Nous nous baignons, à côté de nous, deux hommes jouent avec un chien dans l’eau, et tout simplement je nage vers eux et engage la conversation. L’un est allemand, l’autre texan, ils vivent sur des bateaux, le texan est gardien d’une île, et l’allemand a fait rentrer suffisamment d’argent dans ses caisses en restaurant de vieilles baraques en France, pour vivre pépère sans bosser jusqu’à la fin de ses jours… Le chien s’appelle Maya comme Maya, ce qui nous fait tous bien rigoler pendant un bon quart d’heures. Personne ne fait route pour vers St-Maarten à leur connaissance, et pour le job, ils passeront nous voir ce soir. Nous rentrons sur Aeolus, et mettons au point la stratégie big surprise for danish lover. J’envoie un texto que Dave veut me dicter : « Andy, tu es l’homme de mes rêves, j’ai désespérément besoin de te voir, j’ai besoin de toi, mon être tout entier a besoin de toi, mon corps tremble d’amour pour toi !!» Pas question Dave ! Nen mais tu t’es cru dans les feux de l’amour ???!!!! Très sobrement, je lui demande jusqu’à quand il reste dans les îles vierges. Je comprends d’abord qu’il n’y reste plus qu’une journée. Survolté, Dave est déjà sur le point de larguer les amarres, il hurle à tous les vents, we must go RIGHT NOW ! Mais en fait Dania reste jusqu’à Samedi, Dave se calme, reprend ses esprits, nous irons demain Anne, je vais radicalement changer vos vies, Maya va trouver un job, et toi, tu vas te marier et avoir plein d’enfants, plus tard, vous me remercierez. So sweet ! Dans son élan de solidarité, notre skipper offre à Maya de lui raser les jambes, devant mes yeux écarquillés..Je n’en reviens pas ! Dave, d’Alaska, prêtre mormon défroqué, est en train de raser les jambes de Maya la tchèque, qu’il a rencontré dans un bus il y a quatre jours… Surréaliste !
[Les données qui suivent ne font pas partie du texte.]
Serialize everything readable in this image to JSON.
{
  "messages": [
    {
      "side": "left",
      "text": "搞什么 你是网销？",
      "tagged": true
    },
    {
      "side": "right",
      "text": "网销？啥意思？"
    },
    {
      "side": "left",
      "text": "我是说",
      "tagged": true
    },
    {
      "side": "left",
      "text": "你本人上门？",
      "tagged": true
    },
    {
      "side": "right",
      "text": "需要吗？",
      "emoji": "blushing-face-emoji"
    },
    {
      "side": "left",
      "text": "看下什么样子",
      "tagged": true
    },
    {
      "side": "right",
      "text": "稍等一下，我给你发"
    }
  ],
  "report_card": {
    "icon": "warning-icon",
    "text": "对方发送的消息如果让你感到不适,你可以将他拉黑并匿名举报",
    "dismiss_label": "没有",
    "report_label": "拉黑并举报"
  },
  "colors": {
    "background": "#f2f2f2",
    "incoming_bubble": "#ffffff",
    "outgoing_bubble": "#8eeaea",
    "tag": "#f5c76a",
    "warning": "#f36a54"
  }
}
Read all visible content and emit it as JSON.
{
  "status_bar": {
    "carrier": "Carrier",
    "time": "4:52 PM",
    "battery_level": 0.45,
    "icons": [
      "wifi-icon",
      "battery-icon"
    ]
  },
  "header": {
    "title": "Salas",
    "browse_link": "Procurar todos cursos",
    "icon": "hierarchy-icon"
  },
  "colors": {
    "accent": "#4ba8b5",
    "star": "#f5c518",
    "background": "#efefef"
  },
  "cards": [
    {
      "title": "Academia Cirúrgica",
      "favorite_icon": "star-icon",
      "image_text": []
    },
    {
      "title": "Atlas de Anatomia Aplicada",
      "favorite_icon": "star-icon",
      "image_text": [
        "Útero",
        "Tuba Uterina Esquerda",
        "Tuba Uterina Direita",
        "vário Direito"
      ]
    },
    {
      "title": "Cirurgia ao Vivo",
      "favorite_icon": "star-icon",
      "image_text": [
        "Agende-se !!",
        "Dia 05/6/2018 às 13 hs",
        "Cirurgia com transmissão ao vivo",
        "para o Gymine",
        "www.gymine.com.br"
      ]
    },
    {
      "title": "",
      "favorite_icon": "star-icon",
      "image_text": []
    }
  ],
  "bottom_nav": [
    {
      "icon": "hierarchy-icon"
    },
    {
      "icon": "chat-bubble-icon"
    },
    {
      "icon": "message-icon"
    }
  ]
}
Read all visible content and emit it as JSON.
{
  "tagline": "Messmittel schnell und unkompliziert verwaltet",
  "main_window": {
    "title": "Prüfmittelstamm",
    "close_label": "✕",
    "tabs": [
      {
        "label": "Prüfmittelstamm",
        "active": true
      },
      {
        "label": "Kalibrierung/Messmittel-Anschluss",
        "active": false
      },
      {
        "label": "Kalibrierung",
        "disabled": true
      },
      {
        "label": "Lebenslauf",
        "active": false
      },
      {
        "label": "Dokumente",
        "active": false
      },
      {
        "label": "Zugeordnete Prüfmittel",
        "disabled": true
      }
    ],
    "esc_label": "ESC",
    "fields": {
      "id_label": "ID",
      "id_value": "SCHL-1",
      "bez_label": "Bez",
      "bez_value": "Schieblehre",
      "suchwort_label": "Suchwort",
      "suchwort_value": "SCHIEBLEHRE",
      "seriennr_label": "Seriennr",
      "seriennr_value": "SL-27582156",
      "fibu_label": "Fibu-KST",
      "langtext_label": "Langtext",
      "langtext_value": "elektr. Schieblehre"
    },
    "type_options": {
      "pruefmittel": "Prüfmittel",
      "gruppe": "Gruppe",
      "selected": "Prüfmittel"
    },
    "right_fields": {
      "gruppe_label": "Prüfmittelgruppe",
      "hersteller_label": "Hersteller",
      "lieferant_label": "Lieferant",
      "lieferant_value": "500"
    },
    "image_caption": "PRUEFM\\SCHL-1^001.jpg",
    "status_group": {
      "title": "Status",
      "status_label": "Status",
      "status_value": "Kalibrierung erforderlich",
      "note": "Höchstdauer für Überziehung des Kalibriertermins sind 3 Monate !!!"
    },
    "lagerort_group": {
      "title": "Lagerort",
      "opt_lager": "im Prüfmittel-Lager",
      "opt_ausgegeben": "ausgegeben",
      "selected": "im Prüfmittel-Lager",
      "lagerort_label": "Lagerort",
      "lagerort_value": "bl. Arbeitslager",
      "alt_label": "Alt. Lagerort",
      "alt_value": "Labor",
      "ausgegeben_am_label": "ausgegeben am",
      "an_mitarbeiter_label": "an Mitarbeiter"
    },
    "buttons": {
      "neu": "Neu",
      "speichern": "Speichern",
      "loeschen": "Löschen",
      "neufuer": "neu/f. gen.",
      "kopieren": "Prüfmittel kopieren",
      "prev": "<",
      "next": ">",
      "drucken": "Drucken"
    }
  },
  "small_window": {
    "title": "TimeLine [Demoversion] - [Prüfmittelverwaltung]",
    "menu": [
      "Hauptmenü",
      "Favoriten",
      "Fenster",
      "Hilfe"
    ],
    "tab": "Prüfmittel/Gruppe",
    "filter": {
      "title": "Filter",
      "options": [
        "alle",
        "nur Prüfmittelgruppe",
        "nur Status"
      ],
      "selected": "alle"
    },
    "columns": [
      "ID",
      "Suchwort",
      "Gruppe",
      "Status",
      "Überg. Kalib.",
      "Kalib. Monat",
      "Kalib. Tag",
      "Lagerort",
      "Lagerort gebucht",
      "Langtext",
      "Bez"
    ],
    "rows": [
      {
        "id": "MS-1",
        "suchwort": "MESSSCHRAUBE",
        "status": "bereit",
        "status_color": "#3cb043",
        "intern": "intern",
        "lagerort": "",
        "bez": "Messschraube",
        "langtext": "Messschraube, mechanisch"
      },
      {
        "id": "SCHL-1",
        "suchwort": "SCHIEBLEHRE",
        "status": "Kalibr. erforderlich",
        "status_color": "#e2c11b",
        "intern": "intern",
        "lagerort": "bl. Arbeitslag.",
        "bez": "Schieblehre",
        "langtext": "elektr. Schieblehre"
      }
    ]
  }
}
Le texan arrive en annexe à hauteur de notre ponton, et nous invite à dîner d’ un barbecue sur le beau yacht de l’allemand, ce que nous acceptons avec enthousiasme. Nous nous rendons tous les trois en annexe sur Blue Sun, où nous attendent filets mignons, côtes de porc, patates aux herbes, pâtes à la bolognaise, bananes flambées et petit vin rouge. Nous passons une soirée charmante à discuter des caraïbes, des visas américains, d’Hambourg, etc… On échange, on partage, et on s’instruit, on apprend notamment avec stupéfaction, que les schtroumpfs, qu’on appelle les smurfs en anglais, sont d’origine tchèques. Et le plus bizarre, c’est que ça n’est pas Maya qui nous l’apprend, mais le texan, qui se verra répéter par notre skipper effaré, toute la soirée longue, « but how the fuck did you now the smurfs were czech ??!!! ». Nous prenons congé, remercions grandement, et repartons sur notre annexe, non sans faire un peu les fous en passant en dessous des énormes catas amarrés aux catways.
Maya et moi ne revenons toujours pas de cette folle rencontre avec l'ours du grand nord, et on se dit que c’est tout simplement génial de pouvoir créer des liens et des souvenirs aussi facilement avec des gens qui vous sont, au départ, parfaitement étrangers.